Ia menekankan pentingnya pembangunan infrastruktur pelabuhan yang mumpuni guna menunjang kelancaran distribusi logistik dan pelayanan publik.
“Dengan infrastruktur yang baik, proses logistik akan semakin efisien dan transaksi ekonomi di Papua bisa berlangsung lebih cepat,” tambahnya.
Hadir dalam pertemuan tersebut antara lain Wakil Direktur Utama Pelindo, Hambra, Executive Director 4 Pelindo Regional 4, Abdul Azis, Direktur Keuangan PT Pelindo Terminal Petikemas (SPTP), Endot Endrardono, serta General Manager Pelindo Regional 4 Sorong, Sonny Uktolseya.

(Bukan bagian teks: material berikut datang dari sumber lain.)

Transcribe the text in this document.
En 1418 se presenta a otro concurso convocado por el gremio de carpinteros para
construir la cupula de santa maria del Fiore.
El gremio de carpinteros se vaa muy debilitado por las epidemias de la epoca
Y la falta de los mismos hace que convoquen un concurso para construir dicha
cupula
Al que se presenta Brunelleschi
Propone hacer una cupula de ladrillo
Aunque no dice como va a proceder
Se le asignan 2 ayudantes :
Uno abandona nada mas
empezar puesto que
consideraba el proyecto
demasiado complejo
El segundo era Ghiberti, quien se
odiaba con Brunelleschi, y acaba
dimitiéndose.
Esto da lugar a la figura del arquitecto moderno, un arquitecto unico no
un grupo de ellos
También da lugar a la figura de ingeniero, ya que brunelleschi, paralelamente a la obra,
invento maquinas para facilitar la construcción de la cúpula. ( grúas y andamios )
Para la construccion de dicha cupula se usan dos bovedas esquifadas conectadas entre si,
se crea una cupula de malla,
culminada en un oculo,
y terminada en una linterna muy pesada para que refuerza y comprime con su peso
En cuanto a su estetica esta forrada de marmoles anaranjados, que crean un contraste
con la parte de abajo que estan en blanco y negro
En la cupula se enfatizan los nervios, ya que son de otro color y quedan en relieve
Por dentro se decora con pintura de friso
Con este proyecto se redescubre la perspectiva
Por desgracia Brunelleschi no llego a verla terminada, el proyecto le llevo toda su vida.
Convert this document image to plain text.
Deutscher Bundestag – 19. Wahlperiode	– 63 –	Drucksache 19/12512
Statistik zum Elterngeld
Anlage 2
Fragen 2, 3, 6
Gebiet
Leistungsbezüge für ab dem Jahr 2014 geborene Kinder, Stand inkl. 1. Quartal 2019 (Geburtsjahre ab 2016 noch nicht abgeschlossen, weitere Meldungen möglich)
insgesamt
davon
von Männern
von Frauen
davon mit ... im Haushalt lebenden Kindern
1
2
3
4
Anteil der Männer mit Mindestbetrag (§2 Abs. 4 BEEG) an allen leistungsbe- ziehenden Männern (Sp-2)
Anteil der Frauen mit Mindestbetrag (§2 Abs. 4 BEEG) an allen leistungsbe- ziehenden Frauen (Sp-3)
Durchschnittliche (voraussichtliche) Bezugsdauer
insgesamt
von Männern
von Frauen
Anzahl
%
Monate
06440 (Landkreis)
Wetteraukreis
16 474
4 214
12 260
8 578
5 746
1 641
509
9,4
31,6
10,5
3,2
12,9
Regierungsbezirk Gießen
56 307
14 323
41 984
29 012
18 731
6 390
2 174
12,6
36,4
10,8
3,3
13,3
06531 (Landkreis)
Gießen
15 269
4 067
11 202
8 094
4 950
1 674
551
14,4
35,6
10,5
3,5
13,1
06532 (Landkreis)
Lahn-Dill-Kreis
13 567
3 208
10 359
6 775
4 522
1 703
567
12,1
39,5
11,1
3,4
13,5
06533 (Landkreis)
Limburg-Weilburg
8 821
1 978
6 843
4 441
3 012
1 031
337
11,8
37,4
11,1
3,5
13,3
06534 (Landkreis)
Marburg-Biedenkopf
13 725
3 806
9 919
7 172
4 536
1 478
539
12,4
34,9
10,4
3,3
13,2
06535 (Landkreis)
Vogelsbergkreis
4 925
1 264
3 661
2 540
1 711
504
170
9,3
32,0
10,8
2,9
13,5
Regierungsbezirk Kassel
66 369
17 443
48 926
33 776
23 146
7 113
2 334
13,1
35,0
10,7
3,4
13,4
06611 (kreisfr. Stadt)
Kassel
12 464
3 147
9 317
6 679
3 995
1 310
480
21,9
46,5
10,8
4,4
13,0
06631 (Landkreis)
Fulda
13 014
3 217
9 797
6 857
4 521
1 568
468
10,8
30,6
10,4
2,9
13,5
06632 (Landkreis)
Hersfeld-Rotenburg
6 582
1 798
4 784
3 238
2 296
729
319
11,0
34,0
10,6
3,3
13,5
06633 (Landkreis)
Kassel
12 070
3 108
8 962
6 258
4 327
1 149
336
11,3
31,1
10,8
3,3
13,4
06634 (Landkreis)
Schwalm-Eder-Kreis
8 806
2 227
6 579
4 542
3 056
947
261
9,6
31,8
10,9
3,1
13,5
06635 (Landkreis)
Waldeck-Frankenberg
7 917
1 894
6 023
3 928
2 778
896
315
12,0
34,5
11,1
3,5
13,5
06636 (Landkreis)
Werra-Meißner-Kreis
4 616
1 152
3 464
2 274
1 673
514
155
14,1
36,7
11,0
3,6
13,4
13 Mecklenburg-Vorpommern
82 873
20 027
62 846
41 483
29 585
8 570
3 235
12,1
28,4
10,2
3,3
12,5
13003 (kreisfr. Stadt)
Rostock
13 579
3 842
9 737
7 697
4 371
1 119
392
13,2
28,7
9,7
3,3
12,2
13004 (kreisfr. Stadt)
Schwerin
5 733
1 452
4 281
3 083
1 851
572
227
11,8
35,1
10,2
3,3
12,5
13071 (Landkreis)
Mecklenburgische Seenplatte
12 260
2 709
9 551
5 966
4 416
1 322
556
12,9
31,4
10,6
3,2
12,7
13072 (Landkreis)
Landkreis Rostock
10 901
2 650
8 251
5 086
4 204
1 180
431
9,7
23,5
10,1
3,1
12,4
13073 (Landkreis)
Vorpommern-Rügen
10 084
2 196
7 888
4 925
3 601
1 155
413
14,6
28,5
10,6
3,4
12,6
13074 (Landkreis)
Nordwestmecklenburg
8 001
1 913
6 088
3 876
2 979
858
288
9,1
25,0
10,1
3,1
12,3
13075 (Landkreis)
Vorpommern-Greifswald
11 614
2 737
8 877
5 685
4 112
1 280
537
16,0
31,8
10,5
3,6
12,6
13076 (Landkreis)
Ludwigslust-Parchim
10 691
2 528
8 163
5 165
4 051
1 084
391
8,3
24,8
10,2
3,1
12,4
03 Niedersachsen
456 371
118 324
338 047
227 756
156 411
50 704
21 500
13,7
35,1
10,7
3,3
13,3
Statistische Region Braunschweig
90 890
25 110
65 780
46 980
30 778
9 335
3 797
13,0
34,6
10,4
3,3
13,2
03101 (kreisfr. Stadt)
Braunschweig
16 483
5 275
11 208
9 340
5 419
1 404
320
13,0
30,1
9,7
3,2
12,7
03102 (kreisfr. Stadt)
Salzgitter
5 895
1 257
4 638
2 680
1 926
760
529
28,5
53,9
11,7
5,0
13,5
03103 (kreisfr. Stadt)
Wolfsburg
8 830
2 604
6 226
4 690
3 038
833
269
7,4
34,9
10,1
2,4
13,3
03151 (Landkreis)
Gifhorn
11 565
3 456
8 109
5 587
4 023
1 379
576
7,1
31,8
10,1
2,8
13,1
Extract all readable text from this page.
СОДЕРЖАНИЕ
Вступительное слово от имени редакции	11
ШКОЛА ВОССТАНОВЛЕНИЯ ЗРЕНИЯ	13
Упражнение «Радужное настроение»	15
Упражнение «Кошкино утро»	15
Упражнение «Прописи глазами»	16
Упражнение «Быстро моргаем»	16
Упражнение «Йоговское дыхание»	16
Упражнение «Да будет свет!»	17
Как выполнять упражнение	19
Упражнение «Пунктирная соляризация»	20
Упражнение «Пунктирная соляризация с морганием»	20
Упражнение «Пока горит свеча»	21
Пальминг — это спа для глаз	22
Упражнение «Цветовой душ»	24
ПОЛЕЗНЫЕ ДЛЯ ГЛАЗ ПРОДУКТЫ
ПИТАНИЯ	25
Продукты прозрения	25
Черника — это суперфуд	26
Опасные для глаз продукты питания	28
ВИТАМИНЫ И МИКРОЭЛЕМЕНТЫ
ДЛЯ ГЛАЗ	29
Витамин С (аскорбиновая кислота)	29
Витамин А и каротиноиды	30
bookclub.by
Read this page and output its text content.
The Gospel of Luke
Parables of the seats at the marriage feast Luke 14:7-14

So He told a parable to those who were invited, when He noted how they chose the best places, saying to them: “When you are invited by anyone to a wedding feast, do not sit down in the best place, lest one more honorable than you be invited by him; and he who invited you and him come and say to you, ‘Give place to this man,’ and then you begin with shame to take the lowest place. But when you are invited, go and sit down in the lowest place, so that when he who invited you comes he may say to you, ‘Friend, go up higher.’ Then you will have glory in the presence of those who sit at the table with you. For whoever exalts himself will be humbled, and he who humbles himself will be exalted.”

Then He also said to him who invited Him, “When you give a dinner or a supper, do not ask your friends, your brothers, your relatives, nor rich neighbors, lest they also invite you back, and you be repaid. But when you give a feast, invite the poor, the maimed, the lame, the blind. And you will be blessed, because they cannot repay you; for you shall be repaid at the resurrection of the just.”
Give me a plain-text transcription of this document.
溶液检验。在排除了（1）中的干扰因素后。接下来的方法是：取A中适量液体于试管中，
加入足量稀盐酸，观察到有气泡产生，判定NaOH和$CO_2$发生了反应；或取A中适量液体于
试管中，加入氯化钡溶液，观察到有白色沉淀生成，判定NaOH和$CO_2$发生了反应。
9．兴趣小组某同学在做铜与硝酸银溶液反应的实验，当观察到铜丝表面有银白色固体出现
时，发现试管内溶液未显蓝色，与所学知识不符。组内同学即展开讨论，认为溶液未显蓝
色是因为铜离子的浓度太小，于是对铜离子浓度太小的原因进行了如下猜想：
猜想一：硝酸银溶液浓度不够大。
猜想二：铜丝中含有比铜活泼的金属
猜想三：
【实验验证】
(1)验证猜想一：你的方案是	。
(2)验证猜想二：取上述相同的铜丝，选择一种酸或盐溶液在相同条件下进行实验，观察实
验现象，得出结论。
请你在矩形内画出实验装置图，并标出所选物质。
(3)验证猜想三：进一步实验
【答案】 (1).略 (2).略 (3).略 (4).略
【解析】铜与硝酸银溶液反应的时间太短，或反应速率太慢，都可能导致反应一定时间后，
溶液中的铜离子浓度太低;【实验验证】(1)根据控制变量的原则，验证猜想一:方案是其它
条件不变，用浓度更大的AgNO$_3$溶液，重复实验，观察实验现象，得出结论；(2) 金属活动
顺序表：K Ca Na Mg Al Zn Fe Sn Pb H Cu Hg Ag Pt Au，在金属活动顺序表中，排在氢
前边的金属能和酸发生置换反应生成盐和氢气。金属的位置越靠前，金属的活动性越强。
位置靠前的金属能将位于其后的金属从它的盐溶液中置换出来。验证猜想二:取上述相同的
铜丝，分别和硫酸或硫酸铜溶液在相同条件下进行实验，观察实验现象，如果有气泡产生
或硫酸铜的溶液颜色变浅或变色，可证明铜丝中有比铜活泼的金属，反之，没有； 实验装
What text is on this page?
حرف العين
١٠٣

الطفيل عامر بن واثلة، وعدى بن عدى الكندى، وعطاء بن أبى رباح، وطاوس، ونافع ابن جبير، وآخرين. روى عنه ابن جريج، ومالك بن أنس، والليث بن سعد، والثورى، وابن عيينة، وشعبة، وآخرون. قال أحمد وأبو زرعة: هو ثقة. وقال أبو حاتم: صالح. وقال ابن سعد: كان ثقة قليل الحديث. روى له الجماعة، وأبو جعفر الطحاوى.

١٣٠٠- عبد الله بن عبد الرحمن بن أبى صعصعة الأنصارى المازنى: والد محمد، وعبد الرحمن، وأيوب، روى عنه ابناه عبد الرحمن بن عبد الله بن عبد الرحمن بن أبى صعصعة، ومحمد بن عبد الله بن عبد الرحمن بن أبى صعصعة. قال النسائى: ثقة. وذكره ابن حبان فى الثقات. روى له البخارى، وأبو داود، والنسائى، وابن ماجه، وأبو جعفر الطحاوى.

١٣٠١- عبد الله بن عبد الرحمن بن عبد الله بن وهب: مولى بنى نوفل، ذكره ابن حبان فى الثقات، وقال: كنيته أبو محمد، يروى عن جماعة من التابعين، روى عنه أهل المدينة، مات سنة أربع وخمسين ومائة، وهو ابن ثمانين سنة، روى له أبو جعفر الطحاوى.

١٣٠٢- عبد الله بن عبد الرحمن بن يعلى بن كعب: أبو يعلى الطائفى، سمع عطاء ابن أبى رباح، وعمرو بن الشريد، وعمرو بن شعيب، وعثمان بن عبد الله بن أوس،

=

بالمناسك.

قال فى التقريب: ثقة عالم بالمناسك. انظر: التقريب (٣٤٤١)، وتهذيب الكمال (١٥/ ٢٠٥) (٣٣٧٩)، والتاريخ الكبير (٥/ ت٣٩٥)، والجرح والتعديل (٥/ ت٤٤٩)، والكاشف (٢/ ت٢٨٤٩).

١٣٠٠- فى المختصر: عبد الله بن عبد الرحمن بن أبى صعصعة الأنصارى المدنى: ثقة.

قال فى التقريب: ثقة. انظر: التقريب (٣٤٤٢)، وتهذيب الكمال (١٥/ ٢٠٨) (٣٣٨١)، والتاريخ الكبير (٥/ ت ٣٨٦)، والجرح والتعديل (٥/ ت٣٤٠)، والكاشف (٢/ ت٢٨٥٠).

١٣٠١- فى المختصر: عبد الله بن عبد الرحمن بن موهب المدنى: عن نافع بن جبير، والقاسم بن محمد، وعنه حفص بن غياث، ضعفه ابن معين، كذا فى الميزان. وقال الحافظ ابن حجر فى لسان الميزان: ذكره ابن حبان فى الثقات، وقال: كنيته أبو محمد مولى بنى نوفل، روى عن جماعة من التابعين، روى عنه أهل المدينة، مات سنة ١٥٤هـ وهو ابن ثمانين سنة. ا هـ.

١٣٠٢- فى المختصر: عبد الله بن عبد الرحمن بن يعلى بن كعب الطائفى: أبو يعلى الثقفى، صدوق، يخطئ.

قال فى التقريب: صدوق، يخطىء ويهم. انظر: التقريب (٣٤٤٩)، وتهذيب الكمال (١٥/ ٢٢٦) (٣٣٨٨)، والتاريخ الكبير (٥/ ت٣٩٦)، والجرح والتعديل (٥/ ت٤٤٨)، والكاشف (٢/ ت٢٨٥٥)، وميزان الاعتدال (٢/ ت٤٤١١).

Dalam paparannya, Hambra menyampaikan bahwa Pelindo terus menjalankan transformasi menyeluruh, termasuk upaya standardisasi layanan pelabuhan di seluruh wilayah Papua.
“Kami terus berbenah. Hampir semua pelabuhan di Papua sedang kami standardisasi pelayanannya. Ini bagian dari transformasi pasca merger Pelindo agar layanan di wilayah timur tidak tertinggal dari wilayah lainnya,” ungkapnya.
“Pelindo berkomitmen untuk terus mengoptimalkan infrastruktur pelabuhan guna mendukung sistem logistik nasional yang andal dan kompetitif. Langkah ini adalah bagian dari strategi untuk mendorong efisiensi logistik nasional, khususnya di Kawasan Timur Indonesia,” tambah Hambra.
Kunjungan ini diharapkan menjadi momentum untuk memperkuat sinergi antara pemerintah dan BUMN dalam mempercepat pembangunan dan pemerataan ekonomi, terutama di wilayah timur yang memiliki potensi besar namun masih menghadapi tantangan infrastruktur.